The computer codes used by the government to register micro-entrepreneurs do not cover people making their living by diving into golf course water hazards to collect thousands of lost balls a month.
“Eventually, they said I would have to register under a code for a recycler of toxic waste,” said Mr Dugué, who lives near Toulon, in the Var.
“There are few golf ball recyclers in France and very few who dive to find the balls – I know of only one other anywhere near me.”
Mr Dugué, a keen sub-aqua diver, occasionally dived in the water features of golf courses while working as a pro at a club. “Then the club decided to get rid of most of the pros in 2015 and I thought that rather than go round all the courses again looking for work, I would do something different.
“I decided to have a go at diving for golf balls. It has worked out better than I could have imagined.”
Modern golf balls are now almost all solid plastic, unlike older ones, which had a resin-based outer cover over a tightly wrapped elastic ribbon, with a rubber ball, often filled with a liquid, in the centre.
“Like all plastic, they do not biodegrade,” said Mr Dugué. “Instead, when they are left in water for a time or out in the air, the plastic starts to flake off into small pieces. It is not good for the wildlife, which establishes itself in the water features.
“Eventually, the water feature will probably be drained or filled in, and all the plastic in the water will end up in the rivers and the sea.”
Diving, once a hobby, has become serious – and sometimes uncomfortable – work. “You are in the silt at the bottom of the feature and have zero visibility. In winter, it's cold, 6C, and you get cold even in a wetsuit,” he said. “I feel around with my hands for the balls, which I put in a net around my neck, while dealing with all sorts of branches, bottles, stones and other things people throw in.
'There are giant carp, which come out of nowhere and bump you; snakes, which make your heart jump; or coypu, which come up and are fascinated by what you do'
Most of the water features are around six metres deep. Some are shallower, but one, made out of a former quarry, is 20 metres deep. Dives take between 15 and 45 minutes and Mr Degué has a circuit of 15 golf courses. The crop harvested is impressive: an average of 500,000 balls a year.
Before they can be sold, they have to be cleaned in mechanical washers, sorted by brand, and graded from almost new to barely playable.
More than half the balls are exported to Canada, where using recycled balls for environmental reasons has long been part of golf culture.

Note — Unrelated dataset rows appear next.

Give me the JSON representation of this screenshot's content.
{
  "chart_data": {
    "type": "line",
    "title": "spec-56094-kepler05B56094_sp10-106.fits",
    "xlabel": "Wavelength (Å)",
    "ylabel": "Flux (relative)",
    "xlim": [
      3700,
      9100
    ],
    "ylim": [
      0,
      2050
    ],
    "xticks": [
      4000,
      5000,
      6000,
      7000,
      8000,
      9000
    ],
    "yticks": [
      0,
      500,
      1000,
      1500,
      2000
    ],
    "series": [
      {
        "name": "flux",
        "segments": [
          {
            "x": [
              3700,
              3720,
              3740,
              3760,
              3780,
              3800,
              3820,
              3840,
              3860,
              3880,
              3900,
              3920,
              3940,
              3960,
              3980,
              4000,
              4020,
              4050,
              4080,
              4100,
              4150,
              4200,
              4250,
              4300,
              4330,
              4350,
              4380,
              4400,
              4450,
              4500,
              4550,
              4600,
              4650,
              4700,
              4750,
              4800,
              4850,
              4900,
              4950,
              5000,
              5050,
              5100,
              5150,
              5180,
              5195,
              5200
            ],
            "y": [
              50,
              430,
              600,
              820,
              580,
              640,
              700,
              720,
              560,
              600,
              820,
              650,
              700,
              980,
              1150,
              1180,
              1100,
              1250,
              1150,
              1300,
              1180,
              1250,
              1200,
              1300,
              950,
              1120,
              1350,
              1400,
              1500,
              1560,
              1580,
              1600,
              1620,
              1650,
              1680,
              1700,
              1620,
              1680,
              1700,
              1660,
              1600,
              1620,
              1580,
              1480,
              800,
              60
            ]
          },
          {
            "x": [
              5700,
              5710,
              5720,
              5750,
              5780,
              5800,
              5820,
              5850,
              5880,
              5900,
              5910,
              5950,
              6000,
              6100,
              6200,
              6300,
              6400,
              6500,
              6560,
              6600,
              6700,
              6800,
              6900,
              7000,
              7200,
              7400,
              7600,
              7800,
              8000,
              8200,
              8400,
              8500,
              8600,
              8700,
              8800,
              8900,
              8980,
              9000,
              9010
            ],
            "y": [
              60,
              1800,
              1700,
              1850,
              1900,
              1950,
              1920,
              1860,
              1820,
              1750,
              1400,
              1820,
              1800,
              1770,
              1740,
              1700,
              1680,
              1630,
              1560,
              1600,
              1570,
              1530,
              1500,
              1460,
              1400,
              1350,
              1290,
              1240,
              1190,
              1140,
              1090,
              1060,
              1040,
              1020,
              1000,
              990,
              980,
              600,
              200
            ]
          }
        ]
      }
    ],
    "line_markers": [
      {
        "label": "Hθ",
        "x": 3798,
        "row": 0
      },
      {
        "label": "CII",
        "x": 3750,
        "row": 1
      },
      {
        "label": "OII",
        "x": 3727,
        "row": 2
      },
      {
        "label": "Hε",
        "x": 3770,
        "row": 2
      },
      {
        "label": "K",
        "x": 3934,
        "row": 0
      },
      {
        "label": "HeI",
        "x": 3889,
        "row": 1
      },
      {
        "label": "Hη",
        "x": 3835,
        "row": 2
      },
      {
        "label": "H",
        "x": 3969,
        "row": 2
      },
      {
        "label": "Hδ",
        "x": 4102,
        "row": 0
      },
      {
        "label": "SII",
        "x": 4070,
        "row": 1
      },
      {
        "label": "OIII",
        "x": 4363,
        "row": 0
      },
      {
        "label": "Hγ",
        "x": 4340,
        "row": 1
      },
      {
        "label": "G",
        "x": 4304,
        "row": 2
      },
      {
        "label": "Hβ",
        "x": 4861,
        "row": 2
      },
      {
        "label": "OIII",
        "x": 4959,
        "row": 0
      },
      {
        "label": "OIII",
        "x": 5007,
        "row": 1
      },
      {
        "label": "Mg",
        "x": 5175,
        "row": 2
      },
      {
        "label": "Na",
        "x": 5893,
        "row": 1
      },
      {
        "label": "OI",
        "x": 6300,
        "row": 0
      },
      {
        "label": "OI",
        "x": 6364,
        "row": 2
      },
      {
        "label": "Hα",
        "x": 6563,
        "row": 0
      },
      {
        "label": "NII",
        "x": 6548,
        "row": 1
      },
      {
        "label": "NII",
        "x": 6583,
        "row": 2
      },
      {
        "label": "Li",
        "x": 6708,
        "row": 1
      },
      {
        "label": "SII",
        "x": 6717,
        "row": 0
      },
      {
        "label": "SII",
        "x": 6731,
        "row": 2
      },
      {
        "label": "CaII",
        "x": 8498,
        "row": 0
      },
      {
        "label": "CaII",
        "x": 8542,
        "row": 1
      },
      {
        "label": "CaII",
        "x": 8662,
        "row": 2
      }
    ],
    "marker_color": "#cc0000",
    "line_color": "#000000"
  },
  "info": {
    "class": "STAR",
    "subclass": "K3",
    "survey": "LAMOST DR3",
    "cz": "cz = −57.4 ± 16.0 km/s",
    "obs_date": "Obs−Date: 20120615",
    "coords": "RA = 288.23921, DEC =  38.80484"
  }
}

In France, it is much more difficult to sell recycled golf balls but Mr Dugué does so through specialised websites, and through the well-known sports supermarket chain Decathlon.
He also sells directly via email@example.com and through a Facebook page called Ecoballes.
Prices of new golf balls range from €0.50 to €6, depending on quality, while recycled ones go for €0.08 to €2.
It is not uncommon for club golfers to lose three balls every time they play 18 holes. With golfers complaining that some water features act as magnets to attract balls, Mr Dugué does not fear being put out of work.